Your YA novels are all narrated in the first person. Why did you choose this narrative style?

– There’s an immediacy, a certain power, in a first-person narrative, and as a teenager I think it’s much easier to understand another person’s experiences if the story is told from that person’s perspective.

You also write historical fiction. Where does your interest in history come from?

– I think it’s because my father was such a good storyteller. Parts of his family were Irish and hearing his family stories, and understanding how they tied into American history, was really interesting to me. I also love gossip, I’m a very nosy person, so finding out about what was going on in people’s lives back in the day is a lot of fun. And I think storytelling is a much more effective way of telling history than making children memorize dates of battles.

Seeds of America Trilogy: Chains, Forge, Ashes (Atheneum, 2008-2016).

What do you do if you get writer’s block?

– Writer’s block is always a sign that I need to exercise. That it’s time to go for a walk or a run, or to ride my bike. If I move my body, my mind starts to flow again!

Why is literature for children and young people important?

– Because children are more important than adults! I believe that every generation tries to make it better for the generation that follows and to prepare our children for the world that they will inherit. Giving them the best stories is a way of doing that.
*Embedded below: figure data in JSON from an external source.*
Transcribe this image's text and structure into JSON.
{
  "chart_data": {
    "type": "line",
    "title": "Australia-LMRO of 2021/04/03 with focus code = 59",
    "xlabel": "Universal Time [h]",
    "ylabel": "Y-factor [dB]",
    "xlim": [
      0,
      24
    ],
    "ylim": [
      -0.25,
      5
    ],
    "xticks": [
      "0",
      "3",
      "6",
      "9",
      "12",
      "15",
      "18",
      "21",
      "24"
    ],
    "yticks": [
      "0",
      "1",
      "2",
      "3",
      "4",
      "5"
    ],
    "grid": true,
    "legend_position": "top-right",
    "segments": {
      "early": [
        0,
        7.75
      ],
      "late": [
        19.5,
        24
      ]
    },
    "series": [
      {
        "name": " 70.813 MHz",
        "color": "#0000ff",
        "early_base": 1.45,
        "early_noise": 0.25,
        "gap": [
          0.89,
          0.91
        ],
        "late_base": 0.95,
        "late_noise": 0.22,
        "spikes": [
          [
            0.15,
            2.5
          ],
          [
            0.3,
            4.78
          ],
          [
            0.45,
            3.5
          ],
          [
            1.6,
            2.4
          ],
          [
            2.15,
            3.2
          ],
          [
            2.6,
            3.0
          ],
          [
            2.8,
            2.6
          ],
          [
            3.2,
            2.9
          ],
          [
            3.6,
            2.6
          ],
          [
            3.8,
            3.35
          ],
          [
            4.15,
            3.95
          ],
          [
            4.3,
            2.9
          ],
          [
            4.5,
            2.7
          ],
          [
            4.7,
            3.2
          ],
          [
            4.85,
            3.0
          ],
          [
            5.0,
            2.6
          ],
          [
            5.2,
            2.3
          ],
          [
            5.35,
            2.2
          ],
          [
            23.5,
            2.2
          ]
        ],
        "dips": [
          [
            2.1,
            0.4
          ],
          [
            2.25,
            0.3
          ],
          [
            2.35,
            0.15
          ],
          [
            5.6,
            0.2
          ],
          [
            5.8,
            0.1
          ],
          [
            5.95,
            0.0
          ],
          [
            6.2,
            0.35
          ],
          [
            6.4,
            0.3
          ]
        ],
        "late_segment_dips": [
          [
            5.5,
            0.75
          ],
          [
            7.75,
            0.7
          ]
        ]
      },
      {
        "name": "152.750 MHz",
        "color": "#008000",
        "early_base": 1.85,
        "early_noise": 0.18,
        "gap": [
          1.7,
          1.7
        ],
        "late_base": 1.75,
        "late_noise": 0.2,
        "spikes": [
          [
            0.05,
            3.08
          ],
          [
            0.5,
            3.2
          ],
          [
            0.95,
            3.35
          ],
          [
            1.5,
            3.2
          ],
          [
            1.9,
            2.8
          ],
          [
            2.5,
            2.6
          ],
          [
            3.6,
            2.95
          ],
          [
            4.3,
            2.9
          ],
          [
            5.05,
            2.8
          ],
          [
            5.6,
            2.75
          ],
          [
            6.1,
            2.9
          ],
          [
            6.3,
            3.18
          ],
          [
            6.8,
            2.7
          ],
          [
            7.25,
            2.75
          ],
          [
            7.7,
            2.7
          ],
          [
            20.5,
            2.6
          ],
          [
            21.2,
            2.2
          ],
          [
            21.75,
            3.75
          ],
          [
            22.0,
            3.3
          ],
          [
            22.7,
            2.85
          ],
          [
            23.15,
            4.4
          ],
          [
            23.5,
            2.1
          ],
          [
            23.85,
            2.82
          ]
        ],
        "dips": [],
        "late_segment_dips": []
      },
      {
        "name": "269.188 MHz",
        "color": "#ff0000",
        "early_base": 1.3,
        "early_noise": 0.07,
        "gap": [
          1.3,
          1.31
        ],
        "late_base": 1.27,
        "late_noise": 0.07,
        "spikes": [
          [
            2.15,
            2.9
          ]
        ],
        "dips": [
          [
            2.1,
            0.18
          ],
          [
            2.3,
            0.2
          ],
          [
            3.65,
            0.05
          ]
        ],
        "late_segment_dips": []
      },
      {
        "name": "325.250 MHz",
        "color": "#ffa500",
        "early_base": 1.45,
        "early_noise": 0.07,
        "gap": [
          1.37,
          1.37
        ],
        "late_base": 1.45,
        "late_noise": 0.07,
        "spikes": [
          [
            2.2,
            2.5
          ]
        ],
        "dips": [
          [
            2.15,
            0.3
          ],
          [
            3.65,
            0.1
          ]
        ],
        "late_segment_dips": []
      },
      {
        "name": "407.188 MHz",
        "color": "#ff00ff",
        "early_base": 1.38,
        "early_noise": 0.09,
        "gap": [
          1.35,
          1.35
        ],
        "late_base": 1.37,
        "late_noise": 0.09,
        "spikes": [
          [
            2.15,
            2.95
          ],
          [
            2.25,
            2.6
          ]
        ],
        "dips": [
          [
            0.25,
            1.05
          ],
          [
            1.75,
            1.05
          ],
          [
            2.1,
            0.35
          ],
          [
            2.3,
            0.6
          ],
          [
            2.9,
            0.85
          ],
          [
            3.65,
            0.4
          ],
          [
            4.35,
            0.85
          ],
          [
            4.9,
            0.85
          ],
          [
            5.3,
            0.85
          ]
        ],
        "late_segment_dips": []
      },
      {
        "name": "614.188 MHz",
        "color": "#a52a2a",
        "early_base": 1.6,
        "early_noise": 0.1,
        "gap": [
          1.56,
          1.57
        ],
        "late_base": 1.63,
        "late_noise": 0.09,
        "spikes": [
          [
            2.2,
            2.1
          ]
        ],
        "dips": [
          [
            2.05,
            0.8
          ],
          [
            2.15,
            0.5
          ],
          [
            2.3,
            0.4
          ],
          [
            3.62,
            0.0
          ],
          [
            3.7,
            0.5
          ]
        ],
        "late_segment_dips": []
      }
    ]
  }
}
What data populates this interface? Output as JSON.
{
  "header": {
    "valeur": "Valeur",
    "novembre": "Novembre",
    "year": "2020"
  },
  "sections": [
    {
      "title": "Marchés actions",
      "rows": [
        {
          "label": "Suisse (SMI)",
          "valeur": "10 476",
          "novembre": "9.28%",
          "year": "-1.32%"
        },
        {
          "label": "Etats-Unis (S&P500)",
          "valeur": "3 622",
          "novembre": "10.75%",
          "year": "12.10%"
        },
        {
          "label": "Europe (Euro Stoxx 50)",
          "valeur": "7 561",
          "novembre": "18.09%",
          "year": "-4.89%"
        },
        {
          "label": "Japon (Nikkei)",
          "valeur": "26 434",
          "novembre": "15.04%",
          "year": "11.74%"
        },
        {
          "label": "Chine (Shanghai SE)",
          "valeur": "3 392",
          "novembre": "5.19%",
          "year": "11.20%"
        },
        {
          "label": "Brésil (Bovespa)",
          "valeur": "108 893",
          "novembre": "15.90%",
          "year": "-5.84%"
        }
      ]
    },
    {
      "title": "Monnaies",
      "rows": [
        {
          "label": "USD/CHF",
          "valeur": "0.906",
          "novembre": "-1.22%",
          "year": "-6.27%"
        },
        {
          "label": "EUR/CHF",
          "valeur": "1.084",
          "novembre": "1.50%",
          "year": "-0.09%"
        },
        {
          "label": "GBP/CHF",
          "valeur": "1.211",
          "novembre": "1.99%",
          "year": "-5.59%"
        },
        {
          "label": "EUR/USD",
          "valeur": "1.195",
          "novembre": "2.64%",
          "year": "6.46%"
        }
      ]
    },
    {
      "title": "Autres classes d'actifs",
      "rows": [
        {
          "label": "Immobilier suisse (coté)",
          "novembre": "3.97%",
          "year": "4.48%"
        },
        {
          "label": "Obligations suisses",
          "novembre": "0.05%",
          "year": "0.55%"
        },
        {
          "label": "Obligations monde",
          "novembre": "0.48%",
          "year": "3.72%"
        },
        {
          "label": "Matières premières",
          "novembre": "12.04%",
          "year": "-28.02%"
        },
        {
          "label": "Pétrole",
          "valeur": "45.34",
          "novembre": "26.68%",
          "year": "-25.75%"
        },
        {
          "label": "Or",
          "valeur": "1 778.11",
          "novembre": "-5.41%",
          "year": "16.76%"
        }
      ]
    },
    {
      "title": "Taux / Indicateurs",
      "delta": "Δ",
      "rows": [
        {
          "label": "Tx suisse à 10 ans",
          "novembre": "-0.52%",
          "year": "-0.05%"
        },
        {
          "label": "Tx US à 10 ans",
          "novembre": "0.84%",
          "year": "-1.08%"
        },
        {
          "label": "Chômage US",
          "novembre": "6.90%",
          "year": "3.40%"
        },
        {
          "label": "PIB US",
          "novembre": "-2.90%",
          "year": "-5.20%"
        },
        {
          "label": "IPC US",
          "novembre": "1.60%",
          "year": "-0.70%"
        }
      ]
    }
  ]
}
What do you like to read yourself?

– I read a lot of Scandinavian noir mysteries. Especially by Danish authors, since I love Denmark and miss living there. The murders are scary of course, but a good author creates characters that you want to be friends with, and the books give you a little glimpse into what it’s like to live in a certain place. It’s a great way to travel in your imagination, and much cheaper – especially if you borrow the books from the library!

Lastly, do you have a favorite Astrid Lindgren character?

– Pippi. Why? Because I want to be Pippi when I grow up!